Polymer Lipid | D (cm2/s) | |||||||
---|---|---|---|---|---|---|---|---|
Free Membrane | Cellulose | Chitosan | PEI | Alginate | PLGA | Mean | STDEV | |
DPPC | 0.005 | 0.0072 | 0.0072 | 0.0067 | 0.0057 | 0.0062 | 0.0066 | 0.0006 |
DPPE | 0.0065 | 0.007 | 0.0052 | 0.0072 | 0.0071 | 0.0042 | 0.0061 | 0.0014 |
POPC | 0.0069 | 0.0053 | 0.0081 | 0.0086 | 0.0063 | 0.0066 | 0.0069 | 0.0013 |
POPE | 0.0045 | 0.0067 | 0.0075 | 0.0069 | 0.0042 | 0.0055 | 0.0061 | 0.0013 |
SOPC | 0.0066 | 0.0059 | 0.0065 | 0.0084 | 0.0064 | 0.0068 | 0.0068 | 0.0009 |
SOPE | 0.0053 | 0.0067 | 0.0054 | 0.005 | 0.0045 | 0.0073 | 0.0058 | 0.0011 |
SOPG | 0.0035 | 0.0056 | 0.0025 | 0.0038 | 0.0033 | 0.0062 | 0.0042 | 0.0015 |
SOPS | 0.0055 | 0.0052 | 0.0041 | 0.0055 | 0.0037 | 0.0051 | 0.0047 | 0.0007 |
Mean | 0.0054 | 0.0062 | 0.0058 | 0.0065 | 0.0051 | 0.0059 | - | - |
STDEV | 0.0011 | 0.0007 | 0.0018 | 0.0016 | 0.0014 | 0.001 | - | - |
Diffusion Coefficients of Lipids in Interaction with Polymers
5. Conclusions
In conclusion, this study provides a comprehensive understanding of the interactions between various polymers — cellulose, chitosan, PEI, alginate, and PLGA — and a lipid bilayer membrane using MD simulations. Our results show that the polymers interact with the lipid bilayers through a combination of electrostatic and hydrogen bonding forces, with PEI exhibiting the most significant effect on membrane disruption. The study also highlights the importance of understanding the binding free energy between polymers and lipids, with PEI having the highest binding energy.
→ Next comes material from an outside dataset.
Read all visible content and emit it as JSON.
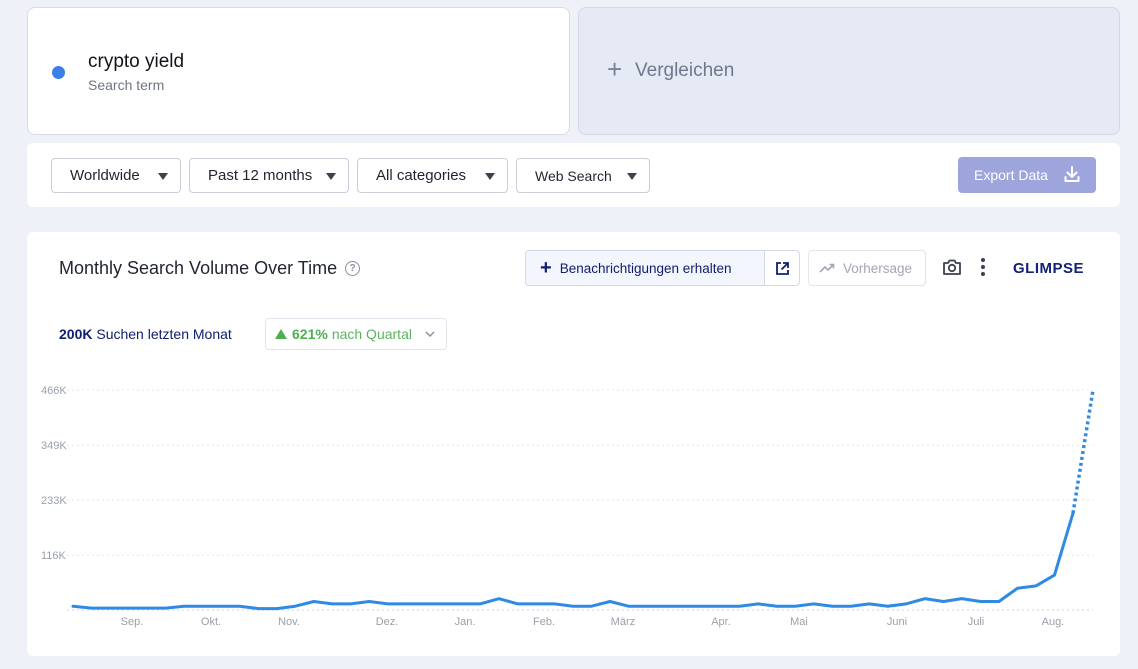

The order parameter analysis reveals that PEI significantly influences the order of all lipids, while cellulose and alginate cause lower order and higher flexibility in the acyl chain of the lipids. The lateral diffusion analysis shows that PEI has a significant effect on the lateral diffusion of POPC and SOPC lipids, indicating a higher lateral diffusion coefficient.
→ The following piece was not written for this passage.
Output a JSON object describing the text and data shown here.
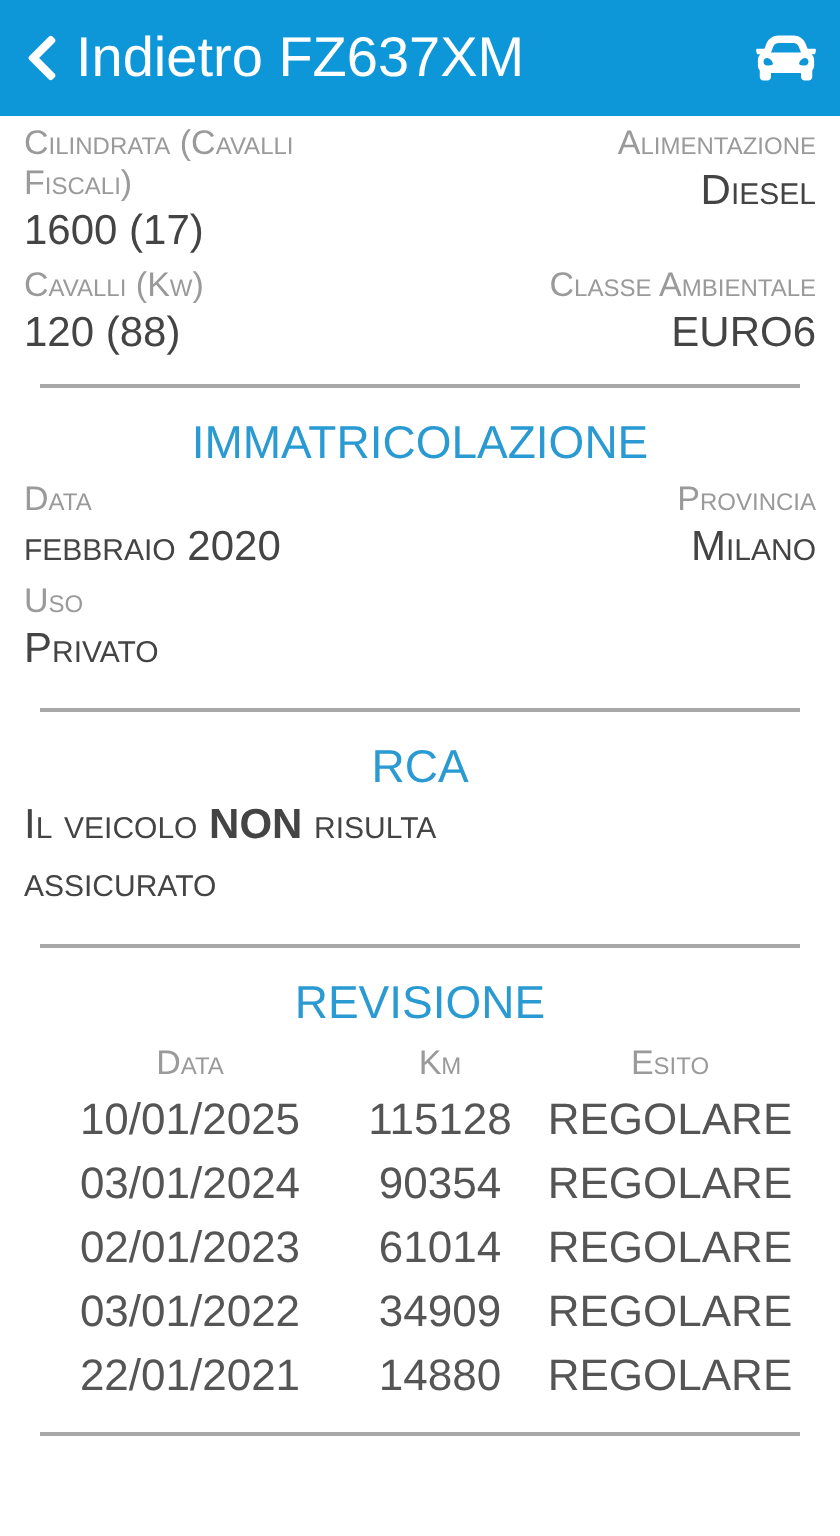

Our findings have important implications for the design of effective and safe drug delivery systems. The results suggest that PEI may be a promising polymer for use in drug delivery systems due to its ability to disrupt the lipid bilayer and facilitate the release of therapeutic agents. However, the use of PEI also raises concerns about its potential toxicity, highlighting the need for further studies to fully understand its effects on biological membranes. Additionally, experimental studies should be conducted to validate the findings of this study and to further understand the effects of polymer-lipid interactions on biological membranes.